A Tightly Folded Valentine’s Heart made from a queer man’s body
Hannibal folds a paper with the image of the vitruvian man – a symbol of the beauty of the male body, and a worshipful image for any classically trained visual artist such as Hannibal. In folding it, he is also twisting and dismembering it. Since the vitruvian man also happens to have the scruffy waif look down, this is a nice image of Hannibal’s emotional synesthesia when it comes to love, destruction, and consumption. It’s also a beautiful foreshadowing to the next lurching horror/art instillation…
The heart mounted on three swords is the ultimate dead-mouse-on-the-doorstep for Hannibal. It’s a valentine – literally, a folded heart made from the body of a queer man, presented in the most worshipful way possible – and right where Will can see it.
But it’s not just a Valentine’s day card. It’s also the Three of Swords Reversed.
The three of swords in Tarot symbology came to look like the image above, thanks to the queer artist who painted the Rider Waite deck, Pamela Colman Smith. Another piece of queer history neatly given respect in this series.
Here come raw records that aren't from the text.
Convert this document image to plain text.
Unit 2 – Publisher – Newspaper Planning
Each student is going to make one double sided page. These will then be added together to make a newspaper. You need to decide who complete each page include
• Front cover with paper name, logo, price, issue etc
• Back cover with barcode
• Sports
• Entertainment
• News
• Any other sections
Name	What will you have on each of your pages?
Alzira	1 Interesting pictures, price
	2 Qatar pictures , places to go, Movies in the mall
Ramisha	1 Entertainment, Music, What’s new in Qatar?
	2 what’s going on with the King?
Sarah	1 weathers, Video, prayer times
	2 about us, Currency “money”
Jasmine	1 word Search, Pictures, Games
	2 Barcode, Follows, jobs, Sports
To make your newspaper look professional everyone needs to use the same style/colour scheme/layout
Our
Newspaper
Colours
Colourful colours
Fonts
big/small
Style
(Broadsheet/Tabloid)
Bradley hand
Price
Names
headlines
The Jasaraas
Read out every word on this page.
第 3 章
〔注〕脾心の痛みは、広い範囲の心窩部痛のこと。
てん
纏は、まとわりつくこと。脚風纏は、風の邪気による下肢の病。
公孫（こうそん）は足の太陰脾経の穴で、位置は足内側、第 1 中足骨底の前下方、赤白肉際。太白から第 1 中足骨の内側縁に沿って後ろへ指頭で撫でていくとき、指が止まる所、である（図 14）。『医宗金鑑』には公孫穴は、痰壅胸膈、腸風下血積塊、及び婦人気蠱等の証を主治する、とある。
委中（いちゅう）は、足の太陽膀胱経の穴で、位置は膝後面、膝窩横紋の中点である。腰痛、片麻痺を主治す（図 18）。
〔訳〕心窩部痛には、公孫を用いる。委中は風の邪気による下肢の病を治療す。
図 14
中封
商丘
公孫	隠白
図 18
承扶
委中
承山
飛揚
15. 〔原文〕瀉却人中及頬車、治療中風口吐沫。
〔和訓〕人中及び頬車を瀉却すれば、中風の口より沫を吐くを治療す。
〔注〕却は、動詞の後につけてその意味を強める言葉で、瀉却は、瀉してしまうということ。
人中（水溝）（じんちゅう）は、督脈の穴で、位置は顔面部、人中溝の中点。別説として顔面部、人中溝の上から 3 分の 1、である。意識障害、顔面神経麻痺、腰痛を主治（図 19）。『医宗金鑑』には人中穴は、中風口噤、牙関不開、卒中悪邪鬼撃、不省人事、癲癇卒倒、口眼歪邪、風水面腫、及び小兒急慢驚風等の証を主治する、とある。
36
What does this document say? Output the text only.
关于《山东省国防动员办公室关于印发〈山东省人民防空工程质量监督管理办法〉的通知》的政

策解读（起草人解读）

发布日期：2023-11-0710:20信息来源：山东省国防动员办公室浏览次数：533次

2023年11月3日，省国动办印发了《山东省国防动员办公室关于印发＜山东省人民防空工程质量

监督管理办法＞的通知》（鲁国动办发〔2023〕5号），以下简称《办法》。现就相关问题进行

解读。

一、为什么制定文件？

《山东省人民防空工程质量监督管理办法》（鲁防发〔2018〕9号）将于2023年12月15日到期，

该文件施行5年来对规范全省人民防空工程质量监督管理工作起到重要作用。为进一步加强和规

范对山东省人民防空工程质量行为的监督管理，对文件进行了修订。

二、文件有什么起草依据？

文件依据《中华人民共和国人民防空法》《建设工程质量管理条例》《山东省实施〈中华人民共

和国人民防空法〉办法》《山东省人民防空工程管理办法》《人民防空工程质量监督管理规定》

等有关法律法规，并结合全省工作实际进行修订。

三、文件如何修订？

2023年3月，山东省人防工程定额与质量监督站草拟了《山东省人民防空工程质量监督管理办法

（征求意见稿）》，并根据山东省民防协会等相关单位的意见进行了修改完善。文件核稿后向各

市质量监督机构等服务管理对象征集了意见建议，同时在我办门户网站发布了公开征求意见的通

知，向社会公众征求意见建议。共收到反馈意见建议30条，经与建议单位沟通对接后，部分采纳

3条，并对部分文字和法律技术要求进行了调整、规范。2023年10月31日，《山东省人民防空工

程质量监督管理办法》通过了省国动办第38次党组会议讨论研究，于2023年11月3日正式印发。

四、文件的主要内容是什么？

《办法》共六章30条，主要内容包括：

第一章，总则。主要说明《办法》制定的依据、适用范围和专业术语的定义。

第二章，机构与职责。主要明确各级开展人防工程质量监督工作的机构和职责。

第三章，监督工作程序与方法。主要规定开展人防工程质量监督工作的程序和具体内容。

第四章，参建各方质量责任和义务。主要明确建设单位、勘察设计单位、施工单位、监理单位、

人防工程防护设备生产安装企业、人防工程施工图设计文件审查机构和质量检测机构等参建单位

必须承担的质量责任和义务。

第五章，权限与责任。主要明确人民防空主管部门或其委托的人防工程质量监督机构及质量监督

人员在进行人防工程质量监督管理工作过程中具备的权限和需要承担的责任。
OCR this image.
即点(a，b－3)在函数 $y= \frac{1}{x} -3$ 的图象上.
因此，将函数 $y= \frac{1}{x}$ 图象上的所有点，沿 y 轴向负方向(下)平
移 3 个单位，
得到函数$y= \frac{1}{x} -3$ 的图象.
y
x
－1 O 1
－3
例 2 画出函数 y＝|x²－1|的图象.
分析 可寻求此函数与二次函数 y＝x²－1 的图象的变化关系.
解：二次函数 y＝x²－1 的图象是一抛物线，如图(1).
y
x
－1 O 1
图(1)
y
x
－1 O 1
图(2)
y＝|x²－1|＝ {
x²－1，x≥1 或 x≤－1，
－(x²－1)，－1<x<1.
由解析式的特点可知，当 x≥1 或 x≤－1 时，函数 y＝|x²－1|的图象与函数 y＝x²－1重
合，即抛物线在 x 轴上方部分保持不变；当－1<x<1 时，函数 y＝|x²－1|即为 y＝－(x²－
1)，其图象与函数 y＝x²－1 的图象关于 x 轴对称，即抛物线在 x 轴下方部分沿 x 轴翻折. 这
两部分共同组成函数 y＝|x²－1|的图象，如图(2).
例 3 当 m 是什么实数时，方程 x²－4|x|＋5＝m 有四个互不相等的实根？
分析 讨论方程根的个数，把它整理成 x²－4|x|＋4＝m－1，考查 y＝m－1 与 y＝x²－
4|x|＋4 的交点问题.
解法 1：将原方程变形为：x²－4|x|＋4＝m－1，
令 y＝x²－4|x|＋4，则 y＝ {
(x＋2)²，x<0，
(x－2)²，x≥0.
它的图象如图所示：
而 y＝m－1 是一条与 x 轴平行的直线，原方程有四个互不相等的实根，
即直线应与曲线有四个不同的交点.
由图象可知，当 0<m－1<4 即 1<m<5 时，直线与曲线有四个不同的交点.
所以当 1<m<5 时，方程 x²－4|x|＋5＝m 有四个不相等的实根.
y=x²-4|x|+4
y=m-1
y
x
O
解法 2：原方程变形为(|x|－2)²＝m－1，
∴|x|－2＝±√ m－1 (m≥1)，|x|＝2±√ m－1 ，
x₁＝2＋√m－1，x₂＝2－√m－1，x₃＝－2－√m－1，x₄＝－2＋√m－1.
The Three of Swords symbolizes loss, heartbreak, and betrayal. By reversing it, Hannibal is asking if that betrayal, that loss, that heartbreak can be overcome.
Episode 3: “Secondo”
Bedelia Du Maurier: Forgiveness is too great and difficult for one person. It requires two. A betrayer and a betrayed. Which one are you?
Hannibal Lecter: I’m vague on those details.
Bedelia Du Maurier: Betrayal and forgiveness are best seen as something akin to falling in love.
Hannibal Lecter: You cannot control with respect to whom you fall in love.
Episode 6: “Dolce”
Hannibal Lecter: Now is the hardest test: not letting rage and frustration… nor forgiveness keep you from thinking. Shall we?
Will Graham: After you. [cf. Wilde: Always forgive your enemies; nothing annoys them so much.]
Plato’s Origin Of Love
In the Series 3 episode Dolce, there is a quiet scene between Hannibal and Will in the Uffizi Gallery. Both characters have suffered some scrapes and have been apart for quite a while. But the placement of their facial injuries was a symbolic calculation. To the outside, they look relatively clean.
But as the camera moves closer, and comes to their own points of view – we see their intentionally asymmetric facial injuries.
Their faces are broken and torn on the sides which face each other – as though they were once connected, then severed apart. It can’t help but bring to mind conjoined births – two-faced gods – and of course, the once-joined, violently severed lovers of Aristophanes (and much later, of Hedwig).
Just as Hannibal is not simply a police procedural, and not simply a re-telling of a series of novels – it is also not simply a gay romance. There is no effort to make same sex love “just like everyone else”, whether it be between Will and Hannibal or resident surviving women Alana Bloom and Margot Verger. It is about love on an epic, unreal, mythological level. It is about self expression, worship, and empathy. It is about trauma and wounds and creation and survival. It is poetry.
Episode 12: “The Number of the Beast is 666…”
Will Graham: Is Hannibal in love with me?
Bedelia Du Maurier: Could he daily feel a stab of hunger for you, and find nourishment at the very sight of you? Yes. But do you ache for him?